Unfortunately, despite Ashcroft v. FSC, various courts in the nation have subsequently validated child pornography statutes allowing a permissible inference that a person who is depicted as being under eighteen (for instance, wearing pigtails or a school uniform) is in fact under eighteen. That simply turns Ashcroft v. FSC on its head.
On December 27, 2016, the Virginia Court of Appeals improvidently affirmed a child pornography conviction where the jury was instructed, in accordance with the Commonwealth’s child pornography statute (Va. Code § 18.2-374.1) that: “[i]t may be inferred by text, title or appearance that a person who is depicted as or presents the appearance of being less than 18 years of age in sexually explicit visual material is less than 18 years of age.” Coleman v. Virginia, Record No. 0096-16-3 (Va. App., Dec. 27, 2016) (unpublished).

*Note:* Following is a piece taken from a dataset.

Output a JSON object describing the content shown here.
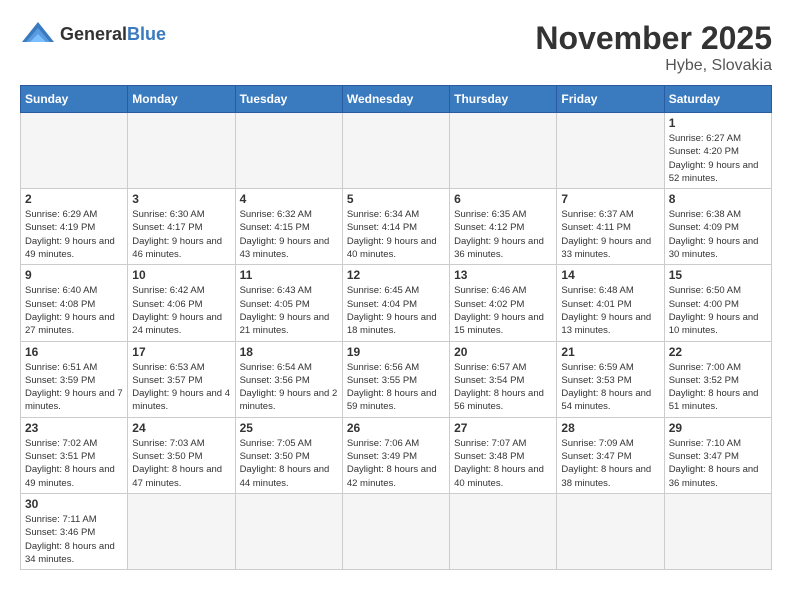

Coleman got slammed by being convicted and sentenced to an active six years of prison for posting two purportedly child pornography images on Pinterest, even though the first image shows genitals without any face, and the second image shows people whose face are not shown on the camera.
Fortunately, Coleman is an unpublished opinion, without precedential effect. Unfortunately, trial courts are going to rely on Coleman until they see a later appellate opinion saying otherwise.
Coleman reaches beyond child pornography, to over-embrace permissive inferences:
“As a preliminary matter, assuming without deciding that these issues were properly preserved, this instruction [on permissive inferences about age in this child pornography case] is not ‘burden-shifting.’ Rather, by its express language, the instruction presents a permissible, not mandatory, inference. It states that a jury may conclude from evidence other than an individual’s identity, including her appearance, that she is a minor. See Dobson v. Commonwealth, 260 Va. 71, 75, 531 S.E.2d 569, 572 (2000) (‘A permissive inference suggests to the jury a possible conclusion to be drawn if the State proves the predicate facts, but does not require the jury to draw that conclusion.’ (quoting Francis v. Franklin, 471 U.S. 307, 314 (1985))).”
The foregoing Dobson case does not purport to let permissive inference statutory provisions nor permissive inference jury instructions to run amok in criminal cases. Dobson allowed such an inference for circumstances where a suspect is in possession of recently stolen property, but Dobson does not purport to apply to every single criminal case as to permissive inferences.
May Coleman be appealed and reversed, and soon.